Hier wird thematisiert, wie ein Projekt durch Assurance erfolgreich wird. Dafür werden eigene Erkenntnisse aus der Assurance von Transformationsprogrammen (leicht abgewandelt) auf Projekte angepasst.

Die häufigsten Projektprobleme charakterisieren sich durch Zeit- und Budgetüberschreitungen (Time/Budget Over-Runs) oder dadurch, dass der erhoffte Nutzen nicht realisiert wird. Die Erfahrung zeigt, dass ein viel größerer Fokus auf die Initiierungsphase von Projekten gelegt werden muss, um direkt zu Beginn die Weichen richtig zu stellen. Dadurch wird die Wahrscheinlichkeit gesteigert, dass erfolgsversprechende Projekte ausgewählt und erfolgreich durchgeführt werden. Genau darauf fokussiert das Thema Assurance.

Projekte richtig initiieren

Assurance adressiert speziell die Initiierungsphase von Projekten. Es beschreibt die Planung und den Aufbau einer sicheren Ausgangsbasis bis hin zum finalen und genehmigten Business Case. Delivery (Lieferung), Execution (Durchführung) und Closure(Abschluss) geschehen in darauffolgenden Phasen und werden in weiteren Blog Beiträgen behandelt [siehe dazu z.B. Einführung eines PMO, Hybrides Projektmanagement, Agiles Projektmanagement, Kritische Erfolgsfaktoren im Programm-Management]. In diesem Beitrag wird der Übersicht halber generisch von den Phasen Idee – Assurance – Delivery – Closure gesprochen. Im konkreten Anwendungsfall und je nach verwendetem Projekt-Management-Framework (Prince2, PMI, etc.) können die Bezeichnungen abweichen. Die Grundintention von Assurance bleibt davon aber unberührt.

Abb. 1: Einordnung von Assurance in ein generisches Phasenmodell, eigene Darstellung.

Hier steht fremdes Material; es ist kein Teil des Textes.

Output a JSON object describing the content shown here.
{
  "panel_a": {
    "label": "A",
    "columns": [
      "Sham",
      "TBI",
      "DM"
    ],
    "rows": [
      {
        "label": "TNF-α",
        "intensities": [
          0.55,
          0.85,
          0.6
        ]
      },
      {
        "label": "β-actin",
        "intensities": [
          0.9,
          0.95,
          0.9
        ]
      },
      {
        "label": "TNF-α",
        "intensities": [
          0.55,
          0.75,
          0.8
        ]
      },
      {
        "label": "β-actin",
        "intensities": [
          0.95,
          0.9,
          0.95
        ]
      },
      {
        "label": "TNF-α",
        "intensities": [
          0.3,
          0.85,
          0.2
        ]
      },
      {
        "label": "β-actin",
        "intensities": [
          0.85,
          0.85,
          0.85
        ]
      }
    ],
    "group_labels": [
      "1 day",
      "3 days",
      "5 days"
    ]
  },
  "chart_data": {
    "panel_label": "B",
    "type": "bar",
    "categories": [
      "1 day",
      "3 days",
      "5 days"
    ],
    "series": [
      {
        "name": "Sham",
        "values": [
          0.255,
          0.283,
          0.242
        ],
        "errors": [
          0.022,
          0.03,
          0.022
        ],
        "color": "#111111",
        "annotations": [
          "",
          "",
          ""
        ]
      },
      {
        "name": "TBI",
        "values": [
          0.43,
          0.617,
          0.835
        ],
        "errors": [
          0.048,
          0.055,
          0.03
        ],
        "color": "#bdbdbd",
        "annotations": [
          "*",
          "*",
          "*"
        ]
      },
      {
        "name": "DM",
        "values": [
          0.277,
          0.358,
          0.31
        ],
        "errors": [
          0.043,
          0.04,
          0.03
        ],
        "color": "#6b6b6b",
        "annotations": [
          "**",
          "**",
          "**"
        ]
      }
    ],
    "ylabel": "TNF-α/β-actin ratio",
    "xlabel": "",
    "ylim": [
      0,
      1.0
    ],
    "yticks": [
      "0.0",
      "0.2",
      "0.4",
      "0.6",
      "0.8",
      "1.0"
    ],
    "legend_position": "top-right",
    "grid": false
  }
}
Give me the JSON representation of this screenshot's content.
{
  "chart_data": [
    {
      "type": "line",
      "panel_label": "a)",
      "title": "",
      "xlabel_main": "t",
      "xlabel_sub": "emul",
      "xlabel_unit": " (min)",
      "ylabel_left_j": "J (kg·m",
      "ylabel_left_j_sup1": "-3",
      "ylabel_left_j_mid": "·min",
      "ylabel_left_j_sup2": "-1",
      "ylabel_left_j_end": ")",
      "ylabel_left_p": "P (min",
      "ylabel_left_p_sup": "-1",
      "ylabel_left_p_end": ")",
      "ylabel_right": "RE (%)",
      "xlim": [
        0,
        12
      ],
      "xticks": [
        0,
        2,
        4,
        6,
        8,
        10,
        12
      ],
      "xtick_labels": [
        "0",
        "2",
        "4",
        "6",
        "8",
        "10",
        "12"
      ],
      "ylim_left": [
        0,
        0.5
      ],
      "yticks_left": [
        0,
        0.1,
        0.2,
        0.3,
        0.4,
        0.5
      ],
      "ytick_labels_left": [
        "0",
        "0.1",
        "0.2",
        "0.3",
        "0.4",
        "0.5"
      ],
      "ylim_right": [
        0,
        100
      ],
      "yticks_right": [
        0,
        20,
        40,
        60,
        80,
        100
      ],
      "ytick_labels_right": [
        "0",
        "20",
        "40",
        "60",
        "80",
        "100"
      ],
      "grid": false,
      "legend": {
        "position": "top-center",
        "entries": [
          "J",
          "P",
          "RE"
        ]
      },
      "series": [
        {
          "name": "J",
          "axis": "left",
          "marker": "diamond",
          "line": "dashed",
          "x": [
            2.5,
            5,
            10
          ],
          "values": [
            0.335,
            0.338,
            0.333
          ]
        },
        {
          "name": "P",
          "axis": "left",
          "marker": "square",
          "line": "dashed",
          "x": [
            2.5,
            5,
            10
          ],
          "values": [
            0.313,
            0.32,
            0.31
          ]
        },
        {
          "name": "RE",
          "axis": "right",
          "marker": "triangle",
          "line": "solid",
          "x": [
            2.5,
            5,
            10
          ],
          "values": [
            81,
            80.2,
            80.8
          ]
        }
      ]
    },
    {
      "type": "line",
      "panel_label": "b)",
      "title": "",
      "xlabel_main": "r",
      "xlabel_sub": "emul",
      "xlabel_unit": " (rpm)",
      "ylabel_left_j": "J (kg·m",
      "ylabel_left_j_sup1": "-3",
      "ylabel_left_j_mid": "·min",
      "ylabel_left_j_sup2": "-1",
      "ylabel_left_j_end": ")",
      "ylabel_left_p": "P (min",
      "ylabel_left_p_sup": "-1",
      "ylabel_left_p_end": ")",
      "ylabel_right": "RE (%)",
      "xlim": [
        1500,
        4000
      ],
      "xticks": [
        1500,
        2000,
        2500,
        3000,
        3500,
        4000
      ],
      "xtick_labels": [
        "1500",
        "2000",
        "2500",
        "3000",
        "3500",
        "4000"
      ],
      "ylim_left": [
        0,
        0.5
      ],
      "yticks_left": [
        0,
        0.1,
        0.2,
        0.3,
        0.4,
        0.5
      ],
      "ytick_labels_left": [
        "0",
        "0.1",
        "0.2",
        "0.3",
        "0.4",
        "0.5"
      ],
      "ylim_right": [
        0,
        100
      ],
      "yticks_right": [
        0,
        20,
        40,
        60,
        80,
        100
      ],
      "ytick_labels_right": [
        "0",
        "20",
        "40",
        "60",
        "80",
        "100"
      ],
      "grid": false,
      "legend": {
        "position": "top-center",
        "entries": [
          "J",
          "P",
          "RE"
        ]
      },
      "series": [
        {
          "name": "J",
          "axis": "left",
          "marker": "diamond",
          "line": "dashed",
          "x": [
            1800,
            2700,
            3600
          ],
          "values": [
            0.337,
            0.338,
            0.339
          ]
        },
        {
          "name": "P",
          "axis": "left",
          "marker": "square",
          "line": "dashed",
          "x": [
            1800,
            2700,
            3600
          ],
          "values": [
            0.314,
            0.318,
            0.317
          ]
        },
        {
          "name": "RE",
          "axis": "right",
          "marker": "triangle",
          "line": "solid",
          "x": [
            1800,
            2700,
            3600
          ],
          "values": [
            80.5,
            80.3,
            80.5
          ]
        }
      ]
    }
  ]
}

Abb. 1: Einordnung von Assurance in ein generisches Phasenmodell, eigene Darstellung.

Ein Hauptprinzip von Assurance liegt in der fundierten Planung aller Lieferphasen bereits im Vorfeld eines Projektes. Diese Fundierung, ebenso wie der Business Case, bezieht alle Projektphasen inkl. Realisierung und Projektabschluss ein. So wird sichergestellt, dass nur solche Projekte in die Umsetzung überführt werden, die zuvor intensiv geprüft wurden und erfolgsversprechend sind. Das Risiko der Initiierung von Projekten, die im weiteren Verlauf deutlich höhere Budgets benötigen als ursprünglich geplant, oder die den Zieltermin überschreiten, wird auf diese Weise massiv verringert. Assurance hilft also dabei, die finanziellen Mittel und knappen Ressourcen (insb. Mitarbeiter) effektiv einzusetzen. Dabei besteht erfolgreiches Assurance aus drei Bausteinen: Prozess, Guideline und Tools.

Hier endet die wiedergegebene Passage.